Usa a palavra para ilustrar a pacatez da jovem estudante que se preparava para concluir a escolaridade obrigatória.
“Eu ia colocar-lhe a fita” na cerimónia de graduação do 12.º ano, refere outro familiar.
Só que na noite de 14 para 15 de agosto, enquanto estava na rua com amigos, “foi alvo de um disparo” nas costas “quando tentava fugir de uma investida perpetrada por dois indivíduos”, lê-se no relato da polícia — que garante ter chegado rapidamente ao local e ainda a ter socorrido.
Há dois suspeitos em prisão preventiva, de 19 e 22 anos, residentes em Vila Nova, bairro vizinho.
Nas ruas fala-se de rivalidade entre grupos, como já há mais de uma década existia na Ponta D’Água, e delinquência pura, com acesso ilegal a armas.
O tema da segurança ainda não tinha arrefecido: em 28 de maio, Manuel Moura, deputado, foi baleado, surpreendido por um assalto à porta de casa em Terra Branca, outra zona – na altura já havia alarme por causa de outros ‘kasubody’ (do inglês, ‘cash or body’, um assalto) e homicídios.
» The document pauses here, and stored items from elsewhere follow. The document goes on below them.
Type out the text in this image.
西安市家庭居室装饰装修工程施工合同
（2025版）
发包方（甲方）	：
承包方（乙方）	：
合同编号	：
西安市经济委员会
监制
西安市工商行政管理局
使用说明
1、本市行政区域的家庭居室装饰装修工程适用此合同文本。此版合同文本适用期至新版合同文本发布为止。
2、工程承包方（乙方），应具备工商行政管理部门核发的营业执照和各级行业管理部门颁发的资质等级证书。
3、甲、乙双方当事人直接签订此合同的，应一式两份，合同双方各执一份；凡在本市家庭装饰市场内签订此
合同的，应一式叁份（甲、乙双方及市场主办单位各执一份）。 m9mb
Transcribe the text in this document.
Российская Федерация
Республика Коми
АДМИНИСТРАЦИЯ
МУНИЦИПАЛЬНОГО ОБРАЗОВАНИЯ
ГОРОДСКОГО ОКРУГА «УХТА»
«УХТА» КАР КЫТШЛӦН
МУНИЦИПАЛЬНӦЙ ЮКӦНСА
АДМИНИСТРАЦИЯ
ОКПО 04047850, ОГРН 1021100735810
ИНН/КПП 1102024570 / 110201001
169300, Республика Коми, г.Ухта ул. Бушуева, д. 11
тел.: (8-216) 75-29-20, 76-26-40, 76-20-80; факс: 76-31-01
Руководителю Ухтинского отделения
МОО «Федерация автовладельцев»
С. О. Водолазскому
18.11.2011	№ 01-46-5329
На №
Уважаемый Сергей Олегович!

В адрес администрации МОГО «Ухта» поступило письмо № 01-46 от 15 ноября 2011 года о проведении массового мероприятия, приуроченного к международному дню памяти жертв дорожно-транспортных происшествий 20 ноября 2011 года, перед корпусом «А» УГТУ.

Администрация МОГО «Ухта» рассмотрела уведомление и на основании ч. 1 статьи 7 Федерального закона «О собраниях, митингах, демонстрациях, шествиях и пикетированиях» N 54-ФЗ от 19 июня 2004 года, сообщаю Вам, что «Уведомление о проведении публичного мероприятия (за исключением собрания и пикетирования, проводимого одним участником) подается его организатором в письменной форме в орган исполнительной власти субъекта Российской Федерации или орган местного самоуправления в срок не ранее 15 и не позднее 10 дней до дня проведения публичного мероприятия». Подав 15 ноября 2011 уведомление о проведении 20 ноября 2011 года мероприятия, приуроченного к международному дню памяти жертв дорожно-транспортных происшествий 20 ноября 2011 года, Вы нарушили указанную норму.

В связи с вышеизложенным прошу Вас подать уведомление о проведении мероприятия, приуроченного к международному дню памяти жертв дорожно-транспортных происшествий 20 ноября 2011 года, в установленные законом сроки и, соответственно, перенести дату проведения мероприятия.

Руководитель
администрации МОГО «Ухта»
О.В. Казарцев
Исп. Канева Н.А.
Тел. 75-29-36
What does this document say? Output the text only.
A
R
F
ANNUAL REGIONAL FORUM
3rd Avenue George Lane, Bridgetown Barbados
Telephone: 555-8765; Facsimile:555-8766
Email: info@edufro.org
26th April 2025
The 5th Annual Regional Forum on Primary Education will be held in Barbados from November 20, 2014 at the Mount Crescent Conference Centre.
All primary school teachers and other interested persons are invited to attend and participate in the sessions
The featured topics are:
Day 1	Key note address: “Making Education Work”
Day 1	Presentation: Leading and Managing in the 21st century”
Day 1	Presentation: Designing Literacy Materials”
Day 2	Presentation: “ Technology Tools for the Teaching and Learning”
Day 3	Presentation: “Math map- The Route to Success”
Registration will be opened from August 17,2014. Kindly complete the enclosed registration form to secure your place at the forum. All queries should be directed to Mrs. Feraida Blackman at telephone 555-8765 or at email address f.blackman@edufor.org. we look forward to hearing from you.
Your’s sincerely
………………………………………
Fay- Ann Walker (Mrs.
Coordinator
Em relação a estes crimes, no ano judicial 2020/21, o Ministério Público movimentou 46 processos de homicídios simples e agravados, uma descida face a 63 no ano anterior.
O assunto foi ao parlamento em junho e o ministro da Administração Interna, Paulo Rocha, disse que “o Governo está empenhado em reforçar a segurança”.
Em fevereiro, o Tribunal da Praia decretou a prisão preventiva para 44 suspeitos detidos numa megaoperação conjunta da Polícia Nacional e da Polícia Judiciária visando a criminalidade na capital.
Mas a população duvida: “a polícia não têm força”, queixa-se Mário Gomes, 46 anos, à conversa com amigos na praça do centro de saúde de Ponta D’Água.
“Não podem bater, porque senão ficam sem farda. Nem atirar, porque vão lhes tomar as armas. Nesta situação, a polícia está sem força e eles [criminosos] não a respeitam”, sintetiza outro morador.
Mário Gomes elogia a força da antiga Brigada Anti-Crime (BAC) da polícia cabo-verdiana, quando se questiona se é essa força musculada que faz falta.
Mas Redy Lima duvida que assim seja: “quando a BAC estava em ação”, entre 2005 e 2016, “em Ponta d’Água também não havia calmaria. A própria BAC matou lá”, refere.
“Não podemos ter uma polícia militarizada, de cara tapada, permanentemente na rua”, destaca, realçando que é preciso atacar os problemas estruturais — e isso envolve a governação social e económica, não apenas ação policial, numa capital com 200 mil habitantes e mais de 40 bairros.